J'irai bien moins loin dans l'enthousiasme que la plupart de ceux qui se sont exprimés et ma note ne dépasse la moyenne que grâce à la luminosité extrême des lieux filmés – la grande demeure patricienne de Parme, les plages adriatiques immenses du côté de Rimini – et à la perfection de la beauté et du jeu des deux principaux protagonistes, Lorenzo (Jacques Perrin) et Aïda (Claudia Cardinale).

C'est bien, c'est magnifiquement filmé (et, par ailleurs, présenté dans une édition impeccable), mais enfin, à mes yeux, ça n'accroche pas trop, infiniment moins, en tout cas que bien des films italiens tournés à peu près à la même époque, et notamment Le fanfaron, qui est aussi un récit de rencontre, mais moins romanesque, si l'on veut et moins rebattue.

Car l'histoire de la pauvre fille qui fait presque commerce de son corps, tout en croyant qu'elle pourra un jour s'en sortir et du grand dadais assez contraint par sa condition sociale, mais dont la sensualité bourgeonne, cette histoire est tout de même d'une grande banalité… Lorenzo s'imagine, comme tous les puceaux émoustillés par une belle fille (et il faut admettre qu'Aïda est vraiment sublime) qu'il nourrit de beaux, amples, sublimes sentiments, alors même que c'est sa virilité qui bouillonne, et que se refuser le morceau de choix qui se donne est une occasion de se refuser, par la frustration, l'assouvissement, donc, d'une certaine façon, de la contenter en la sublimant. (Je sais, cela n'est pas clair, et il faut pour le comprendre, avoir connu la volupté extrême du refus chevaleresque : cela se passait il y a cinquante ans, dans les sociétés policées).

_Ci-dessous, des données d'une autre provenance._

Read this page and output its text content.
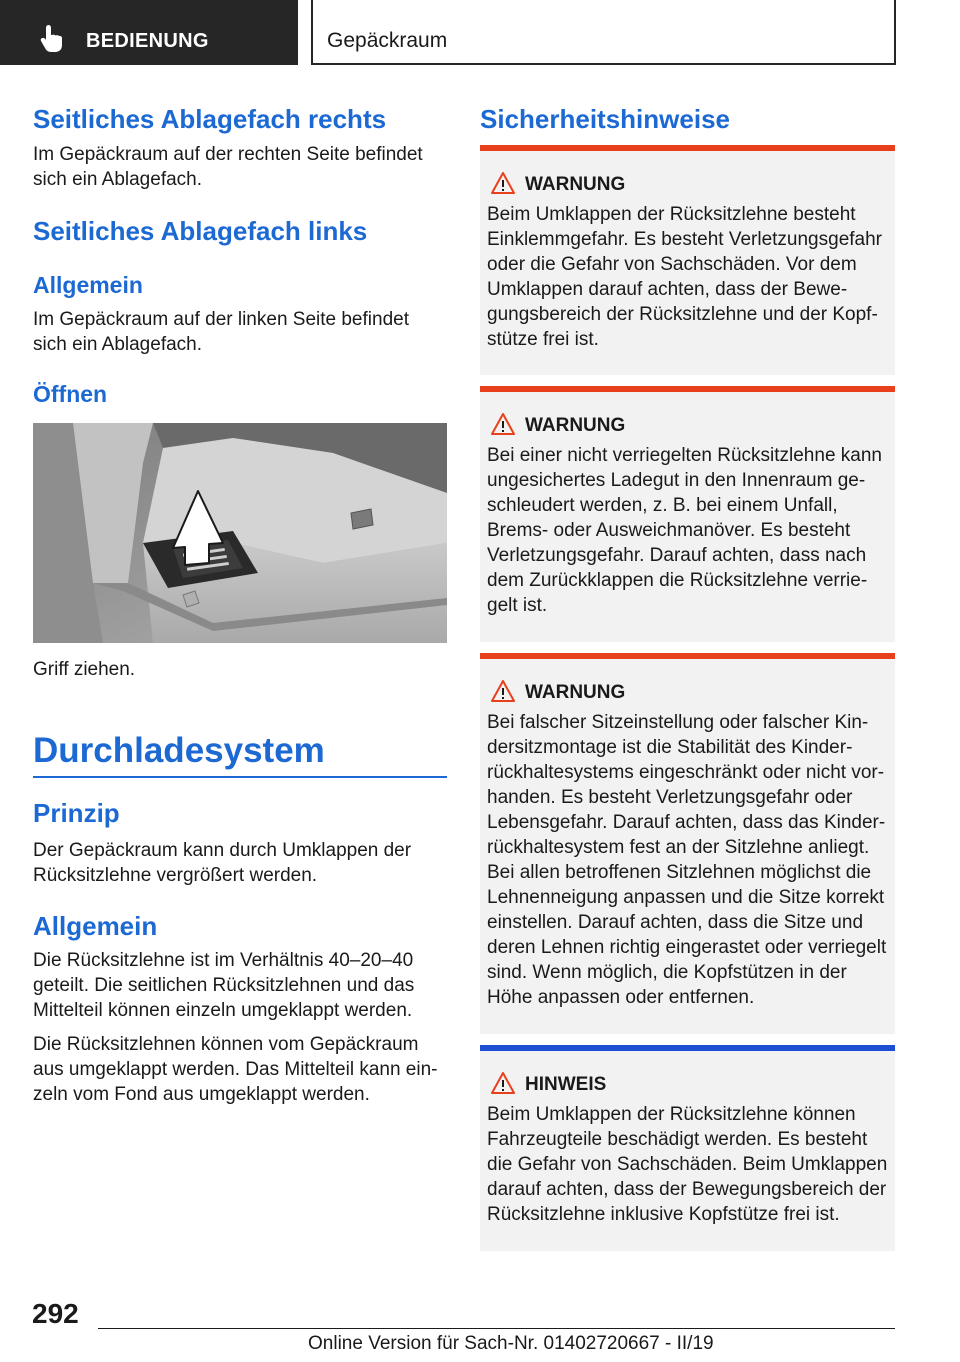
BEDIENUNG	Gepäckraum
Seitliches Ablagefach rechts
Im Gepäckraum auf der rechten Seite befindet sich ein Ablagefach.
Seitliches Ablagefach links
Allgemein
Im Gepäckraum auf der linken Seite befindet sich ein Ablagefach.
Öffnen
Griff ziehen.
Durchladesystem
Prinzip
Der Gepäckraum kann durch Umklappen der Rücksitzlehne vergrößert werden.
Allgemein
Die Rücksitzlehne ist im Verhältnis 40–20–40 geteilt. Die seitlichen Rücksitzlehnen und das Mittelteil können einzeln umgeklappt werden.
Die Rücksitzlehnen können vom Gepäckraum aus umgeklappt werden. Das Mittelteil kann ein-zeln vom Fond aus umgeklappt werden.
Sicherheitshinweise
WARNUNG
Beim Umklappen der Rücksitzlehne besteht Einklemmgefahr. Es besteht Verletzungsgefahr oder die Gefahr von Sachschäden. Vor dem Umklappen darauf achten, dass der Bewe-gungsbereich der Rücksitzlehne und der Kopf-stütze frei ist.
WARNUNG
Bei einer nicht verriegelten Rücksitzlehne kann ungesichertes Ladegut in den Innenraum ge-schleudert werden, z. B. bei einem Unfall, Brems- oder Ausweichmanöver. Es besteht Verletzungsgefahr. Darauf achten, dass nach dem Zurückklappen die Rücksitzlehne verrie-gelt ist.
WARNUNG
Bei falscher Sitzeinstellung oder falscher Kin-dersitzmontage ist die Stabilität des Kinder-rückhaltesystems eingeschränkt oder nicht vor-handen. Es besteht Verletzungsgefahr oder Lebensgefahr. Darauf achten, dass das Kinder-rückhaltesystem fest an der Sitzlehne anliegt. Bei allen betroffenen Sitzlehnen möglichst die Lehnenneigung anpassen und die Sitze korrekt einstellen. Darauf achten, dass die Sitze und deren Lehnen richtig eingerastet oder verriegelt sind. Wenn möglich, die Kopfstützen in der Höhe anpassen oder entfernen.
HINWEIS
Beim Umklappen der Rücksitzlehne können Fahrzeugteile beschädigt werden. Es besteht die Gefahr von Sachschäden. Beim Umklappen darauf achten, dass der Bewegungsbereich der Rücksitzlehne inklusive Kopfstütze frei ist.
292
Online Version für Sach-Nr. 01402720667 - II/19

Donc, puisqu'il ne peut y avoir d'amour, sauf pour la beauté du geste, entre cette pauvre fille déjà perdue, à la fois romantique et terriblement réaliste et ce grand garçon mauvais élève qui ne peut pas encore jeter sa gourme, qu'est-ce qui reste ? La supériorité sociale et son témoin le plus visible, l'argent… Les rapports entre Lorenzo et Aïda sont forcément de cette nature, quelles que soient les velléités et les fantasmagories que l'un et l'autre peuvent nourrir. Lorsque Aïda descend l'escalier, vivante incarnation de l'héroïne de Verdi, il y a bien, à un moment, un bouleversement sensuel d'une acuité extrême ; mais arrivée au bout de son parcours, à quoi se bute-t-elle, sinon au désir évident, primaire, animal du jeune homme qu'elle ne peut, ni ne veut satisfaire parce qu'elle et lui ont voulu placer leur relation sur un autre niveau, celui d'un amour qui n'a absolument aucune chance d'exister vraiment, une fois les masques tombés.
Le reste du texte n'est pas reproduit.